A la tía Chele, la vieja gitana amiga de la señorita Valvanera, la acerca al Barrio Sarita, la cartera, a primera hora de la mañana. “Venimos de paquetes Yaiza y yo”, le explica, jocosa, a Josefo, el camarero del bar del Salón Social, que le pone un descafeinado con leche desnatada y una tostada integral. “Las señoras todavía no han regresado del paseo, pero estarán al llegar”, le dice Josefo, que se acerca a la entrada para acariciar a Yaiza, la perrita de la tía Chele.

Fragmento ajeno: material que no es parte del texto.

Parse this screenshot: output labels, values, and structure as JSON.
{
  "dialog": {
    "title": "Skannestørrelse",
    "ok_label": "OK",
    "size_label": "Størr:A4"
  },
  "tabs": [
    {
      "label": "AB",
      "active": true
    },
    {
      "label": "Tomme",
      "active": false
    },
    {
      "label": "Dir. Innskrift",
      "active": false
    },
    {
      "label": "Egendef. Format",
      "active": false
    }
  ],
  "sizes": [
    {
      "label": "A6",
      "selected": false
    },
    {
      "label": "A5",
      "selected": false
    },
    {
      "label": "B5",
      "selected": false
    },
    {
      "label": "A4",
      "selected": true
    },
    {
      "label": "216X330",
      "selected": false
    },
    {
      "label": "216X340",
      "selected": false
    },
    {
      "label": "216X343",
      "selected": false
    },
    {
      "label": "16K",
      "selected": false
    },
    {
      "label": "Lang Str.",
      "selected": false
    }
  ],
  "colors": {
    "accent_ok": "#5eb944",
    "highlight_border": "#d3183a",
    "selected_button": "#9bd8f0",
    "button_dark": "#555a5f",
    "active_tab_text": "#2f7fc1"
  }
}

Yaiza, nacida en la Protectora de Animales, e hija de una hembra de Cotón de Tulear cruzada con un perro de raza indefinida, fue un regalo de la veterinaria que se ocupa de la salud de los gatos del Barrio. “Tenga, para que se cuiden la una a la otra”, le dijo, riendo, cuando se la entregó. “Pero si es pequeñita y me va a hacer caer”, protestó la tía Chele. “Ande, ande, quejica, que de aquí a cinco minutos ya se le empezará a caer la baba con este tesoro que le he traído. Fíjese qué ojitos… Parece que digan “te quiero, yaya Chele”. ¿Ve…?”.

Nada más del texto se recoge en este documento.